The board game is closely aligned with the sport of basketball itself. The games begin with a tipoff, and proceed with a series of shots, fouls, free throws, steals, and turnovers. The 16-week season starts with a three-week preseason slate where the participants work through several curriculum pieces. From there, the games ramp up through the championship in week 16. There is even a trade deadline in week nine, when students are allowed to deal up to two players!

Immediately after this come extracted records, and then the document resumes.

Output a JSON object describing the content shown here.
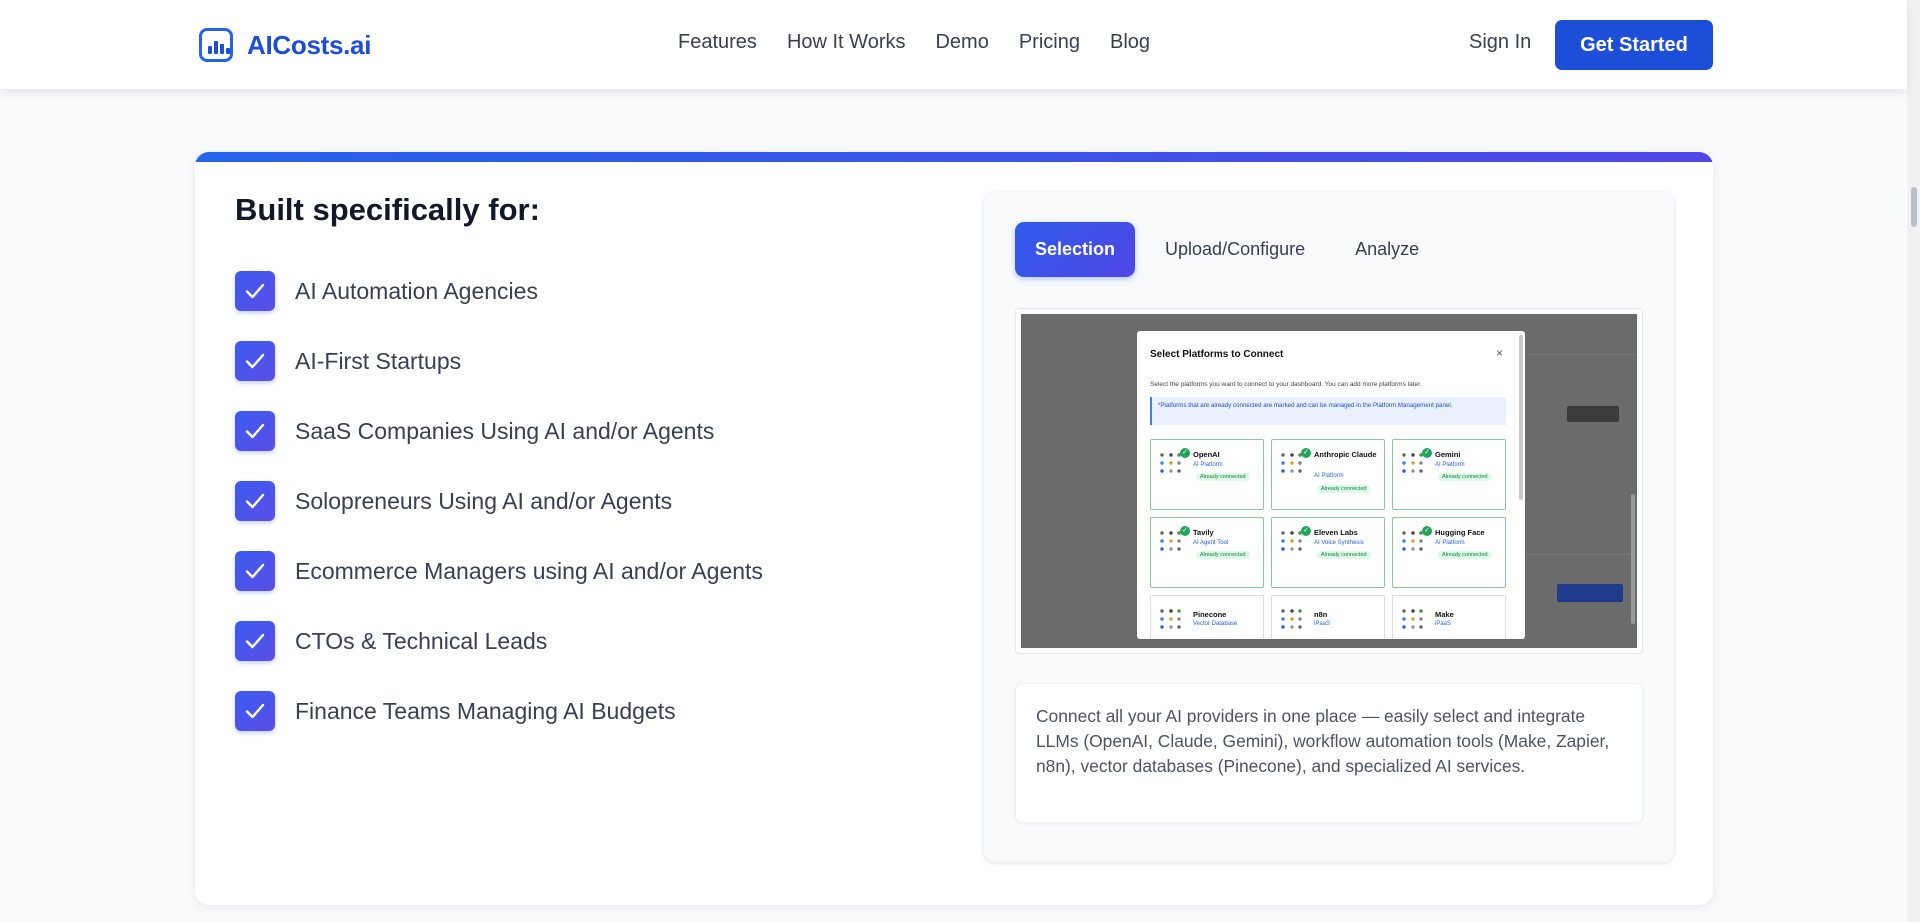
{
  "header": {
    "logo_text": "AICosts.ai",
    "nav": [
      "Features",
      "How It Works",
      "Demo",
      "Pricing",
      "Blog"
    ],
    "sign_in": "Sign In",
    "get_started": "Get Started"
  },
  "section": {
    "title": "Built specifically for:",
    "audiences": [
      "AI Automation Agencies",
      "AI-First Startups",
      "SaaS Companies Using AI and/or Agents",
      "Solopreneurs Using AI and/or Agents",
      "Ecommerce Managers using AI and/or Agents",
      "CTOs & Technical Leads",
      "Finance Teams Managing AI Budgets"
    ]
  },
  "demo": {
    "tabs": [
      "Selection",
      "Upload/Configure",
      "Analyze"
    ],
    "active_tab": "Selection",
    "screenshot": {
      "modal_title": "Select Platforms to Connect",
      "close_glyph": "×",
      "subtitle": "Select the platforms you want to connect to your dashboard. You can add more platforms later.",
      "note": "*Platforms that are already connected are marked and can be managed in the Platform Management panel.",
      "badge": "Already connected",
      "platforms": [
        {
          "name": "OpenAI",
          "type": "AI Platform",
          "connected": true
        },
        {
          "name": "Anthropic Claude",
          "type": "AI Platform",
          "connected": true
        },
        {
          "name": "Gemini",
          "type": "AI Platform",
          "connected": true
        },
        {
          "name": "Tavily",
          "type": "AI Agent Tool",
          "connected": true
        },
        {
          "name": "Eleven Labs",
          "type": "AI Voice Synthesis",
          "connected": true
        },
        {
          "name": "Hugging Face",
          "type": "AI Platform",
          "connected": true
        },
        {
          "name": "Pinecone",
          "type": "Vector Database",
          "connected": false
        },
        {
          "name": "n8n",
          "type": "iPaaS",
          "connected": false
        },
        {
          "name": "Make",
          "type": "iPaaS",
          "connected": false
        }
      ]
    },
    "description": "Connect all your AI providers in one place — easily select and integrate LLMs (OpenAI, Claude, Gemini), workflow automation tools (Make, Zapier, n8n), vector databases (Pinecone), and specialized AI services."
  },
  "colors": {
    "brand": "#1d4ed8",
    "accent_gradient_start": "#2563eb",
    "accent_gradient_end": "#4f46e5",
    "connected_green": "#22a55b"
  }
}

According to the website, NBA Math Hoops provides a "fast-paced basketball board game, curriculum, and community program that allows students to learn fundamental math skills through direct engagement with the real statistics of their favorite NBA and WNBA players." The organization also cites a startling statistic that 82 percent of low-income students are not proficient in math. "Failing a math class in middle school is a key indicator for dropping out of high school, which leads to a lifetime of struggle." This event provides another opportunity for these students to learn and grow through areas that are more relatable to their own lives.
Students' test scores have improved in each year of the national event; scores jumped nearly 37 percent in the 2015-16 school year.
"Games such as NBA Math Hoops are an especially wonderful fit for the afterschool setting because they “disguise learning," CLC supervisor Beth Kurtz said. "Students who participate in NBA Math Hoops practice math skills such as addition, subtraction, multiplication, division, and statistics... Further, students practice critical leadership and youth development skills such as teamwork and good sportsmanship."
Great job by everyone involved. Keep up the good work and continue to make us MPS Proud!